The story behind Woodstock, which Lee reconstituted more or less faithfully, goes like this. Elliott, a closeted gay man who’s left his interior decorating job in the Village, returns to his parents’ upstate New York home one summer to help out with their failing motel business. Their financial woes are growing as the family’s business slowly comes to a halt (the infrastructure in an awful state of disrepair and vacancies are high). When Elliott, who runs the town’s ‘chamber of commerce’ hears that Walkill, the next town over, just voted against a major music concert taking place in their township. Elliott seizes the opportunity at revitalizing his neighborhood and hopefully help his parents out of dire straits. But Lee’s examination of this family’s travails is pedestrian and uninspiring. It’s as if he is expecting the bewitching effect of the Woodstock experience to fuel plot lines and character development and for us to go gladly along for the ride.
But it’s not that easy, and God knows I was a willing participant having enjoyed Lee’s films in the past. The film sputters forward and as soon as the novelty of kids gliding around in the mud wore off, things fizzle quickly. Lee carelessly veers off into overtly sentimental territory, the kind that literally makes my skin crawl. Towards the end of the film Elliott’s dad, a hardened and tough-minded immigrant from Europe (the type who survived the pogroms and escaped Nazi Germany) announces that he felt like he was dying up to now and now feels changed by the experience and is alive, once again.
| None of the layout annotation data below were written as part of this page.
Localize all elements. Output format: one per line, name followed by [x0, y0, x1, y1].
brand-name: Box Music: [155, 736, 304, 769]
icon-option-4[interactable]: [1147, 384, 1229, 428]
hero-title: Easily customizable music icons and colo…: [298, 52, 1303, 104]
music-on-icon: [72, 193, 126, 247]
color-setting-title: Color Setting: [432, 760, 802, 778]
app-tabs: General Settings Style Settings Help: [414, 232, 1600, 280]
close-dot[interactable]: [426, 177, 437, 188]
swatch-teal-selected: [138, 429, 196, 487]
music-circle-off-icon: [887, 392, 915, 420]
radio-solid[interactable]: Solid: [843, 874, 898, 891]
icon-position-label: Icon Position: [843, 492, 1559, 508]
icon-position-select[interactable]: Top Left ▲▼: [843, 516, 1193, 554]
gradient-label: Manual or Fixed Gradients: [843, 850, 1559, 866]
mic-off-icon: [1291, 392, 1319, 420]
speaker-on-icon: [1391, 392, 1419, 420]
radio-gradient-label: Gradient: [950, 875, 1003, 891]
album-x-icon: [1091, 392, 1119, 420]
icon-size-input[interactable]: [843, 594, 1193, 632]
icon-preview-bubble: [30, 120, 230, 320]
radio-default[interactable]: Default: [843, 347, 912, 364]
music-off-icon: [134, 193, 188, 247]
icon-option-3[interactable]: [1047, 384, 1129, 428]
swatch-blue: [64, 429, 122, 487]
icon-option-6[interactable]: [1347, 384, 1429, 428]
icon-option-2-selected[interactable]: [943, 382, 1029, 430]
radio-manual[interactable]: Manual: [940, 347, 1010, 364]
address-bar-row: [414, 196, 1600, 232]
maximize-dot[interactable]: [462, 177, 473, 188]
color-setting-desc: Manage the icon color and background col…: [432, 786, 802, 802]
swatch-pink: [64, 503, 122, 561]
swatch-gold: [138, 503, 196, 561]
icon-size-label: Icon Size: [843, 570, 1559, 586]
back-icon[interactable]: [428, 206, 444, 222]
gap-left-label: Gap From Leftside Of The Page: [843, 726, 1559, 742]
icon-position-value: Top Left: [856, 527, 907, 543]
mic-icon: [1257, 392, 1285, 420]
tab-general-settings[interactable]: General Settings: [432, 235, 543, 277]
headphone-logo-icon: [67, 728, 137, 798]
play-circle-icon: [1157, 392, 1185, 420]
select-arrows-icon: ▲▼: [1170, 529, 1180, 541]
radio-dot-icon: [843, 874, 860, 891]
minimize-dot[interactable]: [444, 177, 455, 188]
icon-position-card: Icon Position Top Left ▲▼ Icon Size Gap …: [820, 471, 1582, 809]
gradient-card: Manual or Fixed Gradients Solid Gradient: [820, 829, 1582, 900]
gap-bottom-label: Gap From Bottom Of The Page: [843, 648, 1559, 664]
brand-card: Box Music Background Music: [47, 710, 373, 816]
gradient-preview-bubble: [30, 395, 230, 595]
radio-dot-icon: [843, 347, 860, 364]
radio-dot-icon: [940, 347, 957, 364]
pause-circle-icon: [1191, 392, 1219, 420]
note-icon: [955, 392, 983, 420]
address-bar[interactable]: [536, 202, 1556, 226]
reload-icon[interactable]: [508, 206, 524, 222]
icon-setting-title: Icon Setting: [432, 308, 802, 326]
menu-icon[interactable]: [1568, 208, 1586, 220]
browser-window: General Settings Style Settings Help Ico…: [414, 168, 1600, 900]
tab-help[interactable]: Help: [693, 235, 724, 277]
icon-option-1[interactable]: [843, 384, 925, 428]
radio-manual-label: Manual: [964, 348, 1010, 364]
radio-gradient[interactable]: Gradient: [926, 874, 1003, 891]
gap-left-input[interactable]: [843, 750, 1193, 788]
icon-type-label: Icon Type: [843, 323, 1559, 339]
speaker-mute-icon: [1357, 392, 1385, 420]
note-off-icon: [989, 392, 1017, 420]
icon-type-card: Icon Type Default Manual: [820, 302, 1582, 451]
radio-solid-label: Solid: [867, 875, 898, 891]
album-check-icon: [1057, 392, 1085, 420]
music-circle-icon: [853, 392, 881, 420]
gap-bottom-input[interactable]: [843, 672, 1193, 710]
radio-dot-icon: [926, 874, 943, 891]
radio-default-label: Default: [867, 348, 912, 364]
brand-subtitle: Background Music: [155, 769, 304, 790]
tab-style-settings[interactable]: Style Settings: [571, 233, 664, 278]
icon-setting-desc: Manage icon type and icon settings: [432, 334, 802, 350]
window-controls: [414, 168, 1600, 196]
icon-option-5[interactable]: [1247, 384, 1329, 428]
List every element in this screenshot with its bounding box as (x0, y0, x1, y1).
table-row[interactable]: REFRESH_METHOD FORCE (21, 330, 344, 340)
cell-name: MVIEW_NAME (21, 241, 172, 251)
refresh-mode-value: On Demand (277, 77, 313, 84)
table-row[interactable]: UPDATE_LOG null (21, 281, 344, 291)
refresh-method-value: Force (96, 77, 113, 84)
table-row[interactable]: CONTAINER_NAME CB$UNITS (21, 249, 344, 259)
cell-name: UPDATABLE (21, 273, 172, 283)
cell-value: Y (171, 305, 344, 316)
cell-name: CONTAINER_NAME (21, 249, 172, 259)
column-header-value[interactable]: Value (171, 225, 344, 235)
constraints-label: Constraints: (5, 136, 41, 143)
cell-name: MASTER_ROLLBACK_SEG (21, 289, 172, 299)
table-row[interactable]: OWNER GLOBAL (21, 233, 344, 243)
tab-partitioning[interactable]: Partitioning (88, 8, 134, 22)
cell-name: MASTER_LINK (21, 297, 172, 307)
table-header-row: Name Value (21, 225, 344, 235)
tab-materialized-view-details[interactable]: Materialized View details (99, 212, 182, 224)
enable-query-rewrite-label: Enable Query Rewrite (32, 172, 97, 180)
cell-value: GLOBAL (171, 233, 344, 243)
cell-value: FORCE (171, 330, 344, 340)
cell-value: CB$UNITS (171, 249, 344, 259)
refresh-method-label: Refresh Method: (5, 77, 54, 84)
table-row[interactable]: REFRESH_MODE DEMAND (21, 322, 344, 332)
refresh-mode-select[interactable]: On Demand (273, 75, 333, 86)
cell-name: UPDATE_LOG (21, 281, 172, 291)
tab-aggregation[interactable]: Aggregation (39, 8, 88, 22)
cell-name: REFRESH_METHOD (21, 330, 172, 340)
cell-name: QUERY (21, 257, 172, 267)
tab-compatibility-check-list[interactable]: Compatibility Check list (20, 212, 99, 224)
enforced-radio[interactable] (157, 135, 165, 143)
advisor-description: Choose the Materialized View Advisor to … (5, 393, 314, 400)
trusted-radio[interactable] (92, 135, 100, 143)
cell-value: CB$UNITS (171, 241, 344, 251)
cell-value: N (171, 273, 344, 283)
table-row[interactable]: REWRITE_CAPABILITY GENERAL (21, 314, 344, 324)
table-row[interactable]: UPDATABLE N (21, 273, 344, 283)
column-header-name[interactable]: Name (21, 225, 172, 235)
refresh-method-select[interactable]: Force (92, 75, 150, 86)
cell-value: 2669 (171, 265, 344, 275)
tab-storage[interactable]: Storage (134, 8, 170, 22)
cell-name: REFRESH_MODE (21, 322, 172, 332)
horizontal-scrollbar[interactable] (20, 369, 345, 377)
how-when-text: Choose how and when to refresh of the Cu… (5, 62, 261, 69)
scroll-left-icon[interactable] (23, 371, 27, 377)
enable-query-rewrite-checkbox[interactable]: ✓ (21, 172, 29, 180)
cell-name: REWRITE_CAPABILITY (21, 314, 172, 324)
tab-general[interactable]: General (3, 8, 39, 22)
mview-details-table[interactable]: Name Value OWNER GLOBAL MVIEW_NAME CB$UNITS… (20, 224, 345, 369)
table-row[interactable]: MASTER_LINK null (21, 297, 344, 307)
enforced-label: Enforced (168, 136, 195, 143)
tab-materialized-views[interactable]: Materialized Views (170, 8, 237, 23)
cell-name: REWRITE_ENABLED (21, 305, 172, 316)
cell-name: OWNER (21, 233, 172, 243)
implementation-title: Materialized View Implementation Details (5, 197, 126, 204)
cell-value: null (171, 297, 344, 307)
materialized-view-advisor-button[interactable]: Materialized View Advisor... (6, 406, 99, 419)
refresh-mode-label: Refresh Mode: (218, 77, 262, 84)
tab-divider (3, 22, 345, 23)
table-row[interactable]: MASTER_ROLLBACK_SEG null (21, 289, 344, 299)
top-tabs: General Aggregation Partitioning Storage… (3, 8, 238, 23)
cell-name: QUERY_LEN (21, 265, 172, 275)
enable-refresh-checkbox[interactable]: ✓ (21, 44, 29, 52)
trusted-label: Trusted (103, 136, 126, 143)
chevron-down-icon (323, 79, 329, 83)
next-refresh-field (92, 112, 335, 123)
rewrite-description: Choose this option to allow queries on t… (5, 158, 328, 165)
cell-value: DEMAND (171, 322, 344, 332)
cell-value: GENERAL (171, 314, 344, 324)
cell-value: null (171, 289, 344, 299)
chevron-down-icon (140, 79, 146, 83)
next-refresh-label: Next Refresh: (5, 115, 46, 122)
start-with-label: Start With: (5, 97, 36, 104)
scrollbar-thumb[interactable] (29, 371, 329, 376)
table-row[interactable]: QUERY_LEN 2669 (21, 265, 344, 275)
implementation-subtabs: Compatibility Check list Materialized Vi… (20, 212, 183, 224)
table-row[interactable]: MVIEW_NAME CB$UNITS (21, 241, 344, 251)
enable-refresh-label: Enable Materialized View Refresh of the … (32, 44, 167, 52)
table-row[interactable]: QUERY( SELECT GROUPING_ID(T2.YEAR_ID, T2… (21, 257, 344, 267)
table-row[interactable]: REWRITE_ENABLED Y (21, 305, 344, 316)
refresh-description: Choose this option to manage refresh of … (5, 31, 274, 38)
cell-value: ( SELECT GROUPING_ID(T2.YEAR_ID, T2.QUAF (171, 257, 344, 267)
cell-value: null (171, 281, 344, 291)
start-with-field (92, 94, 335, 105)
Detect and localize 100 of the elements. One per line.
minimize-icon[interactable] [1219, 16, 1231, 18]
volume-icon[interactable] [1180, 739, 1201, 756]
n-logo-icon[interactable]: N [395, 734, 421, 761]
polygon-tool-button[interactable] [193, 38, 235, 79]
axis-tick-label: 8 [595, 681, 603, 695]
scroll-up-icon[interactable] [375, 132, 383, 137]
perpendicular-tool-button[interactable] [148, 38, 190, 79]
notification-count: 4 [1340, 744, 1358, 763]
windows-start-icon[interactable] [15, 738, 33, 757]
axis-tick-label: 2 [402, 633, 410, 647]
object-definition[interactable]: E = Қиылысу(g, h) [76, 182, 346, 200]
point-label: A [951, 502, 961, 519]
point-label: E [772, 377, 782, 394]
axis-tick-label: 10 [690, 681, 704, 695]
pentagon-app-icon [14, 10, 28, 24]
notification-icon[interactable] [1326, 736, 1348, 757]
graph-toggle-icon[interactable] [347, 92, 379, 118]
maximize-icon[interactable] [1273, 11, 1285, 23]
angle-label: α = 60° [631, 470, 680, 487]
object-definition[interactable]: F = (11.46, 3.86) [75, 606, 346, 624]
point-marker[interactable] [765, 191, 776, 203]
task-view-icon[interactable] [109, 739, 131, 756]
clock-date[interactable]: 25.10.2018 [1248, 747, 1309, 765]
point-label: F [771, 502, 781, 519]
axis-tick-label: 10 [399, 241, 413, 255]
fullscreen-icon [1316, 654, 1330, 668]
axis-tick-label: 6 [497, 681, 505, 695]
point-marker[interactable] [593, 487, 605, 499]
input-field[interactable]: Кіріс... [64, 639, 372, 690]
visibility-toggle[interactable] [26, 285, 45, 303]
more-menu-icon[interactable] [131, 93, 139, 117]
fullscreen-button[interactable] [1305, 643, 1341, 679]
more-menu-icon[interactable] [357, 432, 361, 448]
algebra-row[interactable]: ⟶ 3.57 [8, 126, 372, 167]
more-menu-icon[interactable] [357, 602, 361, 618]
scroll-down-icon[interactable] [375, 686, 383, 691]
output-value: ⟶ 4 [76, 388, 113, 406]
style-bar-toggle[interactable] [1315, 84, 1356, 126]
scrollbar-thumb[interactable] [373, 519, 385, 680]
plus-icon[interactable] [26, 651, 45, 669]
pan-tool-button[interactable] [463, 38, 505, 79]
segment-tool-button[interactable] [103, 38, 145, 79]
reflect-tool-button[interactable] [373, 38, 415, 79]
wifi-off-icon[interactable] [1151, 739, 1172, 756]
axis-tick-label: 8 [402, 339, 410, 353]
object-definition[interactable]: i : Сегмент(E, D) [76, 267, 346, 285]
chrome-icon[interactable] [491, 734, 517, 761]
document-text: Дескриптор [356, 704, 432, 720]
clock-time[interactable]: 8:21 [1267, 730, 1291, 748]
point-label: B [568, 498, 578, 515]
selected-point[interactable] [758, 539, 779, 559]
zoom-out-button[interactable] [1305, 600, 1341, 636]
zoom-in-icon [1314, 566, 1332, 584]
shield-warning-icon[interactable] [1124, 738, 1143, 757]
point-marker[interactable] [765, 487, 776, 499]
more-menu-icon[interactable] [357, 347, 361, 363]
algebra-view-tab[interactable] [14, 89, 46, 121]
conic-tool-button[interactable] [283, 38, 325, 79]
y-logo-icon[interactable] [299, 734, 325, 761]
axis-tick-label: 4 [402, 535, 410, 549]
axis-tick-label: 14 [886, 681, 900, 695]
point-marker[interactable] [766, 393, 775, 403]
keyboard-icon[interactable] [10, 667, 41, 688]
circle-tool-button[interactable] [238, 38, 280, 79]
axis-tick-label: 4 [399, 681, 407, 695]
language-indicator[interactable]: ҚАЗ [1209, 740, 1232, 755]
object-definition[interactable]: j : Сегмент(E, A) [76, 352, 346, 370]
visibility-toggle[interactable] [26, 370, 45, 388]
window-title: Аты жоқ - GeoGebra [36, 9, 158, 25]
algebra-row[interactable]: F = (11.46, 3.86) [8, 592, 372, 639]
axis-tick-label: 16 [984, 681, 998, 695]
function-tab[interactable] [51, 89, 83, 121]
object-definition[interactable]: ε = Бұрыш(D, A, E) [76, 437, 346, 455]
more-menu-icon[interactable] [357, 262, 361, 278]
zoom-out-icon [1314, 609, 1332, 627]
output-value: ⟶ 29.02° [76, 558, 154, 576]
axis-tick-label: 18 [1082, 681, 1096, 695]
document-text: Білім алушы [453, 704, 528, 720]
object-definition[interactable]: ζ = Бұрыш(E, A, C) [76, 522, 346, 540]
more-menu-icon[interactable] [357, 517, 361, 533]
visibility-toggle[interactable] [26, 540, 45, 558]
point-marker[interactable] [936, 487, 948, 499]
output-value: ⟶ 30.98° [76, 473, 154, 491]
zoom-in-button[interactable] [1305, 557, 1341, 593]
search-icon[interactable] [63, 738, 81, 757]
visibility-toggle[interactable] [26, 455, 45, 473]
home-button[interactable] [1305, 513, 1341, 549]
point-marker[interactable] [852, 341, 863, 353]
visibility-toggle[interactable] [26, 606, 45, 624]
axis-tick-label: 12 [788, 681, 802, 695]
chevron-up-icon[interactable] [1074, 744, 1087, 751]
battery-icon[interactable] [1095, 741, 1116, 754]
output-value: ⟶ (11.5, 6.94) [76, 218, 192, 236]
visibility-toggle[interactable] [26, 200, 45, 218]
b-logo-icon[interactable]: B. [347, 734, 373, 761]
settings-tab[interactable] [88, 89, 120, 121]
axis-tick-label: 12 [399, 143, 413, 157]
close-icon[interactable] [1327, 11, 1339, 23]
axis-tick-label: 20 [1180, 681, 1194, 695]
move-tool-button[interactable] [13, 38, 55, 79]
I hope that time will be kinder to Ang Lee and that his film will find more supporters than detractors. After all, Lee’s attention to details and production values obviously make for some serious entertainment. But watching blissful people swirling in mass hysteria can only be fun for so long. Maybe exposing the negotiations, small-town drama and family rancor against such a legendary concert was a project that was doomed from the start. I just know that all I’ll want to do when I go back to New York City will be to watch “Gimme Shelter” again, one more time.